Motion control for laser inscription
Laser inscription is a rapidly growing field and an important component of many industrial production processes. In order to achieve the most precise results, repeatably precise motion control systems are essential. These systems provide the exact positioning accuracy and speed needed to keep up with the demands of high-volume and high-precision laser inscription applications. However, not all motion control systems are created equal.
Having recognised that most laser marking systems are restricted to operating in two-dimensions, and can therefore only scan on the and x and y axes (and in addition also lack the ability to process materials that have a high hardness of low ignition point) ALIO created a range of multi-dimensional motion control systems ideal for demanding inscription applications.
Bill Hennessey, President of ALIO Industries, says: “There are several drawbacks to using a laser inscription motion control system that only works in two dimensions. First, the system is limited in the types of objects it can engrave or cut. Basically, it can only add inscriptions to surfaces facing the marking system, so objects with complex shapes or raised surfaces cannot be engraved with the precision and therefore the quality needed by many customers. Second, 2D systems are also limited in the height of features they can engrave or cut. In addition, 2D systems are also limited in the accuracy of the engraving, as the laser beam is not always able to follow the contours of an object accurately, so the inscription may not be precise.”
A particular and important application is the inscription of diamonds. Without causing any damage, a micro-laser beam is used to etch a microscopic inscription on the girdle of diamonds. The often complex shapes of diamonds mean that 2D inscription machines struggle to provide neat engravings. The need for a 3D or 3D+ solution that is at the same time speedy, precise and repeatable is obvious. Such a solution would also after initial capital outlay save money by reducing the potential for scrap and through improved inscription quality reduce the need for costly post-processing.
There are many reasons why 3D and 3D+ motion control systems are superior for laser inscription applications. For one, they allow for more precise and accurate laser beam positioning, using as they do a three-dimensional axes of movement, which means that the laser beam can be positioned more precisely on the surface of the material being inscribed.
Another reason is that they offer a greater degree of flexibility in terms of the size and shape of the inscribed area, there being no limitations, as the laser beam can be moved freely in three-dimensional space. This allows for much larger and more complex inscribed shapes and designs.

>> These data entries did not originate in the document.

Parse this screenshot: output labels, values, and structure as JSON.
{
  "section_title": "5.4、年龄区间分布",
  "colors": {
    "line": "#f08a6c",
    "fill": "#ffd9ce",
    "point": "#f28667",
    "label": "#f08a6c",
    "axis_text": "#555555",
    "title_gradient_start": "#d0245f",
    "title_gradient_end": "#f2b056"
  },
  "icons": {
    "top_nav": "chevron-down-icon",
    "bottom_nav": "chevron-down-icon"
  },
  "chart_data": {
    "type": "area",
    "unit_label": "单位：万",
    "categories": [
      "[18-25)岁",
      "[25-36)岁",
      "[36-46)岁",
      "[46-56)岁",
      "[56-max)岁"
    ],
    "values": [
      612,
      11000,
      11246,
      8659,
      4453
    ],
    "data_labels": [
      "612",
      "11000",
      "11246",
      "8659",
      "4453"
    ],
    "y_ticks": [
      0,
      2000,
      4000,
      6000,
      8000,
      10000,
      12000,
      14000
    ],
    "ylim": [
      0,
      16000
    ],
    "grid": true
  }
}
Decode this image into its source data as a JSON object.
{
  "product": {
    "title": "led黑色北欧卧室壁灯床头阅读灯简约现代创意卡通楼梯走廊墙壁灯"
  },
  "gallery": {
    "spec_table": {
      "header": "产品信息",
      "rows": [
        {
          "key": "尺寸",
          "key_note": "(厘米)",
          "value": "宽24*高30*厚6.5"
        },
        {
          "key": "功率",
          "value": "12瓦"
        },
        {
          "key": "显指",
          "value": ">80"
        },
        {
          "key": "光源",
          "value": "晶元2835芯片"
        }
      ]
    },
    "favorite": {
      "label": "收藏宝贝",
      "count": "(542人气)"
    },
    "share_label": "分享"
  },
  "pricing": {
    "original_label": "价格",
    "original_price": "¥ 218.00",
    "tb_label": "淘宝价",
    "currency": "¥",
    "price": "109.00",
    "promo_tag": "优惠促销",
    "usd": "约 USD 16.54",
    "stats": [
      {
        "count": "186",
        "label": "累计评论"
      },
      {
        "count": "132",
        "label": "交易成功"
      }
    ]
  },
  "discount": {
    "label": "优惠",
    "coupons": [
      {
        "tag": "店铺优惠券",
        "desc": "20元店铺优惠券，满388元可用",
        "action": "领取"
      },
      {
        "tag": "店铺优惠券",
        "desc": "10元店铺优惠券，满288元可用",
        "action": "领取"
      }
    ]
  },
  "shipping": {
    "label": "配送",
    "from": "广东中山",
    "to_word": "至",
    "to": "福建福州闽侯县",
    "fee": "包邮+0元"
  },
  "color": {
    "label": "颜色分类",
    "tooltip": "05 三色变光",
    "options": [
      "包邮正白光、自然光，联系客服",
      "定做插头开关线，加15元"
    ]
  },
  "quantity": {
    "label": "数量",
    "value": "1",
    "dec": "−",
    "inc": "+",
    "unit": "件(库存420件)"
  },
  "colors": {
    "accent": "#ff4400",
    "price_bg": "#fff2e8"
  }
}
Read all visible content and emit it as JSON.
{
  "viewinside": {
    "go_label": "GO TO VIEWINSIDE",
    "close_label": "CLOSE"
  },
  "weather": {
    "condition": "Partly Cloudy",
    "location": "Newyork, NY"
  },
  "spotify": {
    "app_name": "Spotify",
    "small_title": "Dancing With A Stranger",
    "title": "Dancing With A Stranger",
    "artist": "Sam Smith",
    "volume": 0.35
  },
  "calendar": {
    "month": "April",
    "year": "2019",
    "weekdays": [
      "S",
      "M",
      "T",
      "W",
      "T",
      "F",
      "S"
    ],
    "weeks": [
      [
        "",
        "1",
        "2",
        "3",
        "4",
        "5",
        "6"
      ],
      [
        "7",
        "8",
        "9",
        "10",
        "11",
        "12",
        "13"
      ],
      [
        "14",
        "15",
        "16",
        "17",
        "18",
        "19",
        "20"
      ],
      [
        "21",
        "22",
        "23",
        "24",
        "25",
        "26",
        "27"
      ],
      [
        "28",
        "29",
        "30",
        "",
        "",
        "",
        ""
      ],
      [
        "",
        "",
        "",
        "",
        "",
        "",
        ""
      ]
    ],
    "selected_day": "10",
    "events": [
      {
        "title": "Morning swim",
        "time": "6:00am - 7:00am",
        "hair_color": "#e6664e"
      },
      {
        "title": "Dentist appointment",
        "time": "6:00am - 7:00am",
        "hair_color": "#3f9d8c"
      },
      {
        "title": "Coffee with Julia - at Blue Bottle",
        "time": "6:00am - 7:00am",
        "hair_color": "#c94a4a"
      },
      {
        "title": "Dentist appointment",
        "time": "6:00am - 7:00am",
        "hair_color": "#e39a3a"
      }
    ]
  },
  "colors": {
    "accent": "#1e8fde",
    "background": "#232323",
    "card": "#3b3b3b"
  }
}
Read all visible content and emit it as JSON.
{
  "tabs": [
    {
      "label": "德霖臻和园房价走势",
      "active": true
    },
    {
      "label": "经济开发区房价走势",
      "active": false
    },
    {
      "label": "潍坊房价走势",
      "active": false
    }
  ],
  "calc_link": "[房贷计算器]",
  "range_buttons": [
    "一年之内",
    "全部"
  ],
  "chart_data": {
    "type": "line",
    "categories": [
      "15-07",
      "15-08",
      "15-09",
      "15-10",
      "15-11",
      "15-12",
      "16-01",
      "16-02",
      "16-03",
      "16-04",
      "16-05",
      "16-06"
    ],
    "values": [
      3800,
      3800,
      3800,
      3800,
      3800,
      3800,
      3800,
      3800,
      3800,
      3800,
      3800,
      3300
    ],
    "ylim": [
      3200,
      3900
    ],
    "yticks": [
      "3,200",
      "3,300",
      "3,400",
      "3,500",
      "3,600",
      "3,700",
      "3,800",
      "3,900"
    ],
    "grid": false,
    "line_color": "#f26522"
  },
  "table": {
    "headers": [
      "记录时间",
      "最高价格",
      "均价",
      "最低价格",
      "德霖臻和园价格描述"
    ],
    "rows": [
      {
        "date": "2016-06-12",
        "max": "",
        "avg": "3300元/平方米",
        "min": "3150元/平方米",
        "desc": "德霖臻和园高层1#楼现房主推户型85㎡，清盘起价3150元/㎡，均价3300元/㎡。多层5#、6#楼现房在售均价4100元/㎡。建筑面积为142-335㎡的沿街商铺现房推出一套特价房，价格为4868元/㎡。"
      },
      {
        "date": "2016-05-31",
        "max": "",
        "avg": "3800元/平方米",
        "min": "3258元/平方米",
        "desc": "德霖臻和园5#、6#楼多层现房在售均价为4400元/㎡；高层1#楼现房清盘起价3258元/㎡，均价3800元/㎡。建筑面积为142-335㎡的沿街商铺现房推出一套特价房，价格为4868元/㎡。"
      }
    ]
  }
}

Finally, they also offer a higher degree of speed and efficiency in terms of inscription. With a high-quality 3D or 3D+ motion control system the motion profile is optimised promoting straight parallel movements, and ‘real’ corners rather than curves.
Hennessey concludes: “To overcome the limitations of traditional 2D inscription machines, ALIO has developed compact x, y, z motion control systems, gimbal systems with up to 5 axis, and Hybrid Hexapods that exhibit smooth travel, high stiffness, and low dither which all enhance the clarity and versatility of the inscription. Our compact x,y,z motion control systems are designed to provide high performance and precise positioning capabilities in a small footprint. Gimbals and Hybrid Hexapods are meant to maximise flexibility, and improve quality on complex forms and hidden spots. These systems utilise precision motors for each axis of travel, providing high thrust force and low inertia for rapid acceleration and deceleration. Integrated position feedback sensors ensure precise positioning and repeatability, while programmable motion controllers allow for custom movement profiles to be created. They are suited to laser inscription applications where fast and precise motion control is required in a limited space.”